The CEO of Formula 1 owners Liberty Media, Greg Maffei, has apologized for the disruption caused to Las Vegas after employees raised concerns about the impact the sport has had on infrastructure.
Las Vegas will host its first F1 race in more than 40 years on Saturday and for the first time it will take place along the Strip in the city centre. Work on the project has been underway for more than nine months and has included the resurfacing of the roads that will form the circuit, and the construction of an extensive and permanent pit and paddock complex.

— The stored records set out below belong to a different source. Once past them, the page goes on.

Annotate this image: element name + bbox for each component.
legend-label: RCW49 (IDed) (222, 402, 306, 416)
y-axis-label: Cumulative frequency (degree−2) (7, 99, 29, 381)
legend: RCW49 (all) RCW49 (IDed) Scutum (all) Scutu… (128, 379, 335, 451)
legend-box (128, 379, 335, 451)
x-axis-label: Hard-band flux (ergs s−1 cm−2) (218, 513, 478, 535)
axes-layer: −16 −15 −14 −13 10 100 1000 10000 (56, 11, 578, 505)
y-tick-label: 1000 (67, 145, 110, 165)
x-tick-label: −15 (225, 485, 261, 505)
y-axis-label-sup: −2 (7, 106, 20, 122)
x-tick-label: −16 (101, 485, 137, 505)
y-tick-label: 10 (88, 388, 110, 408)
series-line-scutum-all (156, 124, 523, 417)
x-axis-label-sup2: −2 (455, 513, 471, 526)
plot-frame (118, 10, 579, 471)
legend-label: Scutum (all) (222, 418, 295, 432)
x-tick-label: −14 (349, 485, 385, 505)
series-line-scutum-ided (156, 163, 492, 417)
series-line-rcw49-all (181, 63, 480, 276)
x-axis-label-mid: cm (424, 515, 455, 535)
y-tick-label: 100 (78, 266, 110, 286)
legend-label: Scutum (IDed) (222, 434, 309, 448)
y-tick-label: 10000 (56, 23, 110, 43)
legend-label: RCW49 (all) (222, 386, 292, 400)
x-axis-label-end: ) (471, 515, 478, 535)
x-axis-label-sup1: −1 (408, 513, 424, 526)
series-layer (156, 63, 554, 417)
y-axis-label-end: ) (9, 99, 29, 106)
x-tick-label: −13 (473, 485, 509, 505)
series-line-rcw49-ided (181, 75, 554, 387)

The process has been far from painless and continues to this day. Traffic on the Strip – Las Vegas Boulevard – has already been reduced to torturously slow traffic, as pedestrians are funneled along narrowed and shortened walkways due to the restrictions imposed in part by the fabrication of the track. When the cars enter the circuit, access to many areas, especially hotels on the Strip along the circuit, will be restricted.
F1 and the city council have put in place extensive plans to minimize disruption, but Maffei acknowledged the problematic issues associated with organizing the event.
“I would like to apologize to all Las Vegas residents and we appreciate their patience and willingness to tolerate us,” he said. “We’re going to bring about $1.7 billion in revenue to the area. So it’s not just for the benefit of fans who want to watch. We hope this is a great economic benefit in Las Vegas. We hope that this will be the most difficult year, with all the construction work that has taken place, and that things will be easier in the future.”
Early November is traditionally a quieter time for Las Vegas, but the city is demonstrably packed with racing fans. Red Bull, Ferrari and Mercedes stars are increasingly visible on the casino tables and slots, but the extra visitors also have to be taken into account – 105,000 people are expected to attend the race alone.
Of particular importance is access to workplaces. The city has laid out a plan for Thursday, Friday and Saturday, when the track is live, that includes resorts offering off-site parking and transportation to Strip hotels, and expanded use of the Las Vegas monorail.
However, the resort staff are still not convinced. Two expressed serious doubts to the Guardian whether the system would work, but did not want to be named. An employee of the Venetian told Fox 5 Vegas that he feared the 20-minute travel time would be extended to two hours.
Local resident Ian Rineer, who has lived and worked in Las Vegas for 20 years, said the city was yet to be convinced by F1.
“We are worried. “We love big events, we love money coming to the city, but with F1 we don’t know yet what kind of value we’re going to see,” he said. “Because this is the first year and the hurdles we had to jump through without knowing what will happen, everyone is tense.”
Rineer, a Grand Canyon guide and resident of downtown Fremont East, also acknowledged that it was far from fair to lay all the blame on F1. He pointed out that traffic around Allegiant Stadium, which will host the Super Bowl in 2024, is also bad as the city adjusts to having a large venue in its heart.
“We’re growing up as a city,” he says. “Before the coronavirus we didn’t have a big stadium, now we have Allegiant Stadium (home of the Las Vegas Raiders), so we’re playing in the big league. Las Vegas is growing as a city, but there are growing pains.”
F1 is yet to confirm whether the race has sold out, with Maffei also having to issue significant public criticism over the price of some tickets, citing high demand and hotels charging a five-night minimum which is driving up costs. The cheapest grandstand seat cost $1,500, with Strip venue packages starting at around $5,000 and going up to as much as $5 million at Caesars Palace.
However, the sport will likely judge success in Las Vegas more based on the impact the race has on raising its profile in the US and globally, rather than on ticket sales. But in the city itself, when F1 departs, a simple benchmark will be measured by its citizens.
“We are a very simple city, it is money in our pockets,” Rineer said. “Will put the money in our pockets as a server, as a bartender, that’s how we’ll measure it. Many of us work on a cash and tip basis, that’s how we survive.”
Nevertheless, he remains hopeful that the sport will earn its place in the hearts of his fellow citizens of the Las Vegas Valley. “I love F1, I’ve seen Drive to Survive, I want to meet baby Lando and I’m a McLaren fan. So I hope that after the headaches of the first year we will smooth everything out and things will go smoother and smoother. F1 is the biggest racing event in the world and we should be able to make this happen.”